"All Is Fever"
Naked Lunch sind mit neuer Platte zurück
28.01.2013
Nach sechs Jahren Pause legt die Band langersehntes neues Album vor.
Sechs Jahre sind seit dem letzten regulären Album der Kärntner Band Naked Lunch ins Land gezogen. Sechs Jahre, die mit Soloalben von Herwig "Fuzzman" Zamernik, der Filmarbeit "Universalove" oder Musik zur Kafka-Bearbeitung "Amerika" am Klagenfurter Stadttheater reichlich neues Material für Fans brachten. Jetzt heißt es aber hinfiebern auf die neue Platte des Hauptprojekts.

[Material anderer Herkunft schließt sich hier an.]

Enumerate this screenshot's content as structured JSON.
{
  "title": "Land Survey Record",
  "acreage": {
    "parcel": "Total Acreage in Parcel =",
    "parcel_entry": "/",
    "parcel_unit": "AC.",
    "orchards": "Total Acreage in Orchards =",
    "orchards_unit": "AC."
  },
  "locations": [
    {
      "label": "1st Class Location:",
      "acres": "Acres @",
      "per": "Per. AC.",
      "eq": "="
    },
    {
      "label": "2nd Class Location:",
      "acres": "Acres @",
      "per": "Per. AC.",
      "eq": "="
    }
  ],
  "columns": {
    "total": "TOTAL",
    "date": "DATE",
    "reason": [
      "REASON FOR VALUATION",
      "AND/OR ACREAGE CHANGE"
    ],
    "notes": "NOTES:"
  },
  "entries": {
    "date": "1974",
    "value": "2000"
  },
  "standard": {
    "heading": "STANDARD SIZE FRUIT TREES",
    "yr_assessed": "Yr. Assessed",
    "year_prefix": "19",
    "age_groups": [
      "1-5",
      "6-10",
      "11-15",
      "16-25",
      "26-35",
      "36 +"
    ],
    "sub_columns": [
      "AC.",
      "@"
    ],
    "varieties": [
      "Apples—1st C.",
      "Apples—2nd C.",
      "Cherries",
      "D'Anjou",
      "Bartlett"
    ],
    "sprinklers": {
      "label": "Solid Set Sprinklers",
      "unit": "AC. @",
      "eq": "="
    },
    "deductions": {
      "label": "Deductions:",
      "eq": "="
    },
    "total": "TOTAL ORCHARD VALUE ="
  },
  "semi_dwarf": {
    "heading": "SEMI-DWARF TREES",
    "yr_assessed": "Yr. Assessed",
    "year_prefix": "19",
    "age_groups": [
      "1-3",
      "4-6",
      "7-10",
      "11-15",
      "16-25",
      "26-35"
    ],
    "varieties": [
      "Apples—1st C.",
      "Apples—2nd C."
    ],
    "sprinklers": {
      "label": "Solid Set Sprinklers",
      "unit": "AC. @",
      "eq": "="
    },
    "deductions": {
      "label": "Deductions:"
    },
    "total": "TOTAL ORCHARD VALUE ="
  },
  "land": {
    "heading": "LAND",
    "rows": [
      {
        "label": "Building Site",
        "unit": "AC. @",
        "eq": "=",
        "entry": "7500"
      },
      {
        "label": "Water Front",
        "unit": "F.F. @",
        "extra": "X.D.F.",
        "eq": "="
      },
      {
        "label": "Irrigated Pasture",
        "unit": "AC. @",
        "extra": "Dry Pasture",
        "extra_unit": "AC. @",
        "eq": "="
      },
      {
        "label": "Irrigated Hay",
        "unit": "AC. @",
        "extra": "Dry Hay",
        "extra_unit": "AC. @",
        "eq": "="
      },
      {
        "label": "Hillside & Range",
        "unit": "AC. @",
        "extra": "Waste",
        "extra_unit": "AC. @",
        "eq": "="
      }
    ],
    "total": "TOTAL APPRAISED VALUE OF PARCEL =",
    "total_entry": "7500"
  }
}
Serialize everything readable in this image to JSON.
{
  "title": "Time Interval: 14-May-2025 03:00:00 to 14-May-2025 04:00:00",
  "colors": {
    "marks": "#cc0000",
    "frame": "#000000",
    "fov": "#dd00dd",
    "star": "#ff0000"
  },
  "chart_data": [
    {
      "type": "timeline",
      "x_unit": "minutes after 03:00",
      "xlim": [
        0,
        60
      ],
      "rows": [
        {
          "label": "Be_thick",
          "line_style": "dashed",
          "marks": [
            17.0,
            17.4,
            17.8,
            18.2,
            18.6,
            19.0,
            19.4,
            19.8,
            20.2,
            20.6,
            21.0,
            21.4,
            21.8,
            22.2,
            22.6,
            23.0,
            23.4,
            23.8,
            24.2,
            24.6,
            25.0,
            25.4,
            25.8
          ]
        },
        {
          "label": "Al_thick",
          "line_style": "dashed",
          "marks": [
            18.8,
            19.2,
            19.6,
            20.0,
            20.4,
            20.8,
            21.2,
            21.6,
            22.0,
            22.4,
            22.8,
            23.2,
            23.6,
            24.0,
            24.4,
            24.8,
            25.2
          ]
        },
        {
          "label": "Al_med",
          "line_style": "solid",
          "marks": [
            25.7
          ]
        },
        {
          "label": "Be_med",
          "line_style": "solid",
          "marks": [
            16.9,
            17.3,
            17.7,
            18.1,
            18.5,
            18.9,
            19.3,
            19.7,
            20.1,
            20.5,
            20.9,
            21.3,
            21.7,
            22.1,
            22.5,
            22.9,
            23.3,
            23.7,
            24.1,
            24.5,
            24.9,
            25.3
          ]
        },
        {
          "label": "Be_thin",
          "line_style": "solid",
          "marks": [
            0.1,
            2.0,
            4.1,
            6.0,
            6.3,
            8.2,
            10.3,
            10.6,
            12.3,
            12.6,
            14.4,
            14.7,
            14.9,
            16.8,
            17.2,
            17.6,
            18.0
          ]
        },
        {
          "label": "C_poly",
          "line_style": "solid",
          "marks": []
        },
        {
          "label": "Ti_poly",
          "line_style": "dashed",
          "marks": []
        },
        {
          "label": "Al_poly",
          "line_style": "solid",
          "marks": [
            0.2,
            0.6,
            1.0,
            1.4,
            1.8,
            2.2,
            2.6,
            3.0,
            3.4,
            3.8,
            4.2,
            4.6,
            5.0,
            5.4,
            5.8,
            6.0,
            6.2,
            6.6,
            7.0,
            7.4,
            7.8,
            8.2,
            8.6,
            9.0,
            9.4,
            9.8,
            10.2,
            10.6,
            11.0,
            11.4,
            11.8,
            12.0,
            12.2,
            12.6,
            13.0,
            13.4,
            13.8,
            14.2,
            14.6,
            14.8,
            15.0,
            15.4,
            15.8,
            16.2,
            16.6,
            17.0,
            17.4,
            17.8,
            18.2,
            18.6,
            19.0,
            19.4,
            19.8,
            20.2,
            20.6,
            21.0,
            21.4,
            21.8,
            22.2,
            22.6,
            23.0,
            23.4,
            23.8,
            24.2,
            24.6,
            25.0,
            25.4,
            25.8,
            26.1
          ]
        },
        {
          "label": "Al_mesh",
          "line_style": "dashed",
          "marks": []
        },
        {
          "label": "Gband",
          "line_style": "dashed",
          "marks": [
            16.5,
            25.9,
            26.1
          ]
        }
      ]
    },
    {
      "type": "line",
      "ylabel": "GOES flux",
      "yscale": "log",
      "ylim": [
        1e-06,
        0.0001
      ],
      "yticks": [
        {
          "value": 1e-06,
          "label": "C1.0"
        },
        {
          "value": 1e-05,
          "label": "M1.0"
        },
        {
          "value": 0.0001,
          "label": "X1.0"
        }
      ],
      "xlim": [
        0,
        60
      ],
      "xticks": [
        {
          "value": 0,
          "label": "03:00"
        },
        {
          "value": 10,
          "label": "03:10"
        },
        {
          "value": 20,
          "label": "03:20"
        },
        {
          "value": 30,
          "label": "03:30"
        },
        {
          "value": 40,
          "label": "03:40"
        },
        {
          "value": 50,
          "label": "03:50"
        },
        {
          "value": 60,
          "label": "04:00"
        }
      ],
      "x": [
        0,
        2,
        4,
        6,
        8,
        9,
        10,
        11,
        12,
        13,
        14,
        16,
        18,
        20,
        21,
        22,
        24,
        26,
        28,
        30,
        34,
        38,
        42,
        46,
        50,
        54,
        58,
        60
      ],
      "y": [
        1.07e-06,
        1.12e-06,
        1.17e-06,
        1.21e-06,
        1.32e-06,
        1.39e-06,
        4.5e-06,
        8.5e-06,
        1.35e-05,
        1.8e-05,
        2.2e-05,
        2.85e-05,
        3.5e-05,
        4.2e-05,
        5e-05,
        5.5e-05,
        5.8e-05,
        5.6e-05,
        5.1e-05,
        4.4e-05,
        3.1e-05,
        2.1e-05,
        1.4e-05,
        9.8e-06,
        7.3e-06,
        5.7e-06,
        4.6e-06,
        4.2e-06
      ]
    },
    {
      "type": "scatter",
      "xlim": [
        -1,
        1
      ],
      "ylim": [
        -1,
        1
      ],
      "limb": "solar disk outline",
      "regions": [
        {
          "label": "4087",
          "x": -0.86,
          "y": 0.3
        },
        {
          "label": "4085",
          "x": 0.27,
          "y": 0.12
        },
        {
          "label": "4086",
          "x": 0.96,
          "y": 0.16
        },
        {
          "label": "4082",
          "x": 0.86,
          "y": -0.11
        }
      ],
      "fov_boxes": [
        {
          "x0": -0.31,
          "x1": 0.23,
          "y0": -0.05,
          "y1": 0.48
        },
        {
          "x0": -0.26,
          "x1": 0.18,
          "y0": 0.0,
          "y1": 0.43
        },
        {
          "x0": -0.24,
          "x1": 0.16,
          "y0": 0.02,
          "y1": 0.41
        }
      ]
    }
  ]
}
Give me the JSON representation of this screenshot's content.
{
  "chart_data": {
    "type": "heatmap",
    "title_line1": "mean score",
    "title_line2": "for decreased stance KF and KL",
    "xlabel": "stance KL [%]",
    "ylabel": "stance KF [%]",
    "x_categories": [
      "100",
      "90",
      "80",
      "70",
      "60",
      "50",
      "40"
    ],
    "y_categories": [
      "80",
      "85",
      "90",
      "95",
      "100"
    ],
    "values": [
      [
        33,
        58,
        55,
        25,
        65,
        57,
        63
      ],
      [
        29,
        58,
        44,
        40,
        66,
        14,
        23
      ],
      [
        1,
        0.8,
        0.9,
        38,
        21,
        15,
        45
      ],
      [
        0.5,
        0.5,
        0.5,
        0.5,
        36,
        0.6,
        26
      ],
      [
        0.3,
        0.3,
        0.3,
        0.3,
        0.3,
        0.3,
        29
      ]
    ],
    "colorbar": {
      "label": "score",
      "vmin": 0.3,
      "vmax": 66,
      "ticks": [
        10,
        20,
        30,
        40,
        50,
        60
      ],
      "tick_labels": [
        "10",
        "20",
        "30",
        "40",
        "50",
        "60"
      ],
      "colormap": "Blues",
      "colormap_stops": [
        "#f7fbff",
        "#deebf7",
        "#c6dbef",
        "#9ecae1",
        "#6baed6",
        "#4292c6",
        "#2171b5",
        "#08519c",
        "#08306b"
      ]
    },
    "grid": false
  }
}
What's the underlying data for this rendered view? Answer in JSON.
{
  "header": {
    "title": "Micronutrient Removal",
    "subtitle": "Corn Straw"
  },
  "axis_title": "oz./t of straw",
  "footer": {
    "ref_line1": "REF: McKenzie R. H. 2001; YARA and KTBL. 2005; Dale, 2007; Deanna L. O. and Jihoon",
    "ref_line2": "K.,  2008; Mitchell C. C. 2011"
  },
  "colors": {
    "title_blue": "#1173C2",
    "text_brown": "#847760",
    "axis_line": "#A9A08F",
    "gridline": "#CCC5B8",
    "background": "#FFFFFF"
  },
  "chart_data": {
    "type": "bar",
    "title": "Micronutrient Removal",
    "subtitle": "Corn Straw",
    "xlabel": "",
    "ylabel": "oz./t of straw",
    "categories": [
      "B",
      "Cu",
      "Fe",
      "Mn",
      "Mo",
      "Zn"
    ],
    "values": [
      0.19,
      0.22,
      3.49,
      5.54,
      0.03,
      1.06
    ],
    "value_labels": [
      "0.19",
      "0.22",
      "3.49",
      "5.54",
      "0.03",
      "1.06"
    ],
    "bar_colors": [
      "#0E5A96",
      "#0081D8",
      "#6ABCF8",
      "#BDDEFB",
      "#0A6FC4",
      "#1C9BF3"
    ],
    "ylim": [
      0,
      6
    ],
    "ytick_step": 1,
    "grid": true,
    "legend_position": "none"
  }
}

Für "All Is Fever" stand wieder "das unerbittliche Arbeiten am eigenen Ding" an der Tagesordnung, wie es Sänger Oliver Welter im APA-Interview beschreibt.
Naked Lunch - "The Sun"
Großes Tüffteln an neuem Werk
Damit sei aber nicht gemeint, "dass wir bei den anderen Sachen nicht akribisch sind", wie der Frontmann zu bedenken gibt. "Aber bei einem regulären Album geht es noch einmal um mehr. Eigentlich um Alles. Das hat eben eine andere Qualität, indem es so offen ist. Es gibt keine ideologische oder zeitliche Begrenzung." Einen konkreten Einfluss auf die neuen Songs hätten die vielfältigen Verpflichtungen und Projekte allerdings nicht gehabt. "Der große Trick ist vielmehr, dass die Dinge sich nicht vermischen, nachdem es ja aus den gleichen Händen kommt", erklärt Zamernik.
Kein Nebenbei-Album
"All Is Fever" macht entsprechend von Anfang an klar, dass hier nichts nebenbei passiert oder gar dem Zufall überlassen wird. Bereits der Einstieg "Keep It Hardcore" öffnet den für Naked Lunch typischen Klangraum, ohne dabei auf der Stelle zu treten: Ein stoischer, sich sukzessive entfaltender Beat gibt das Grundgerüst, bevor sich Welters Stimme nach zwei Minuten hinzugesellt und sich der Song zum Ende hin übermächtig aufbäumt. "Wir hatten das auch auf den letzten beiden Platten, dass vermeintlich sperrige Sachen zu Beginn stehen. Das ist auch ein bisschen ein Kokettieren damit, ob man sich nun auf diese Reise einlässt oder nicht. Und das macht uns halt Spass", meint Welter.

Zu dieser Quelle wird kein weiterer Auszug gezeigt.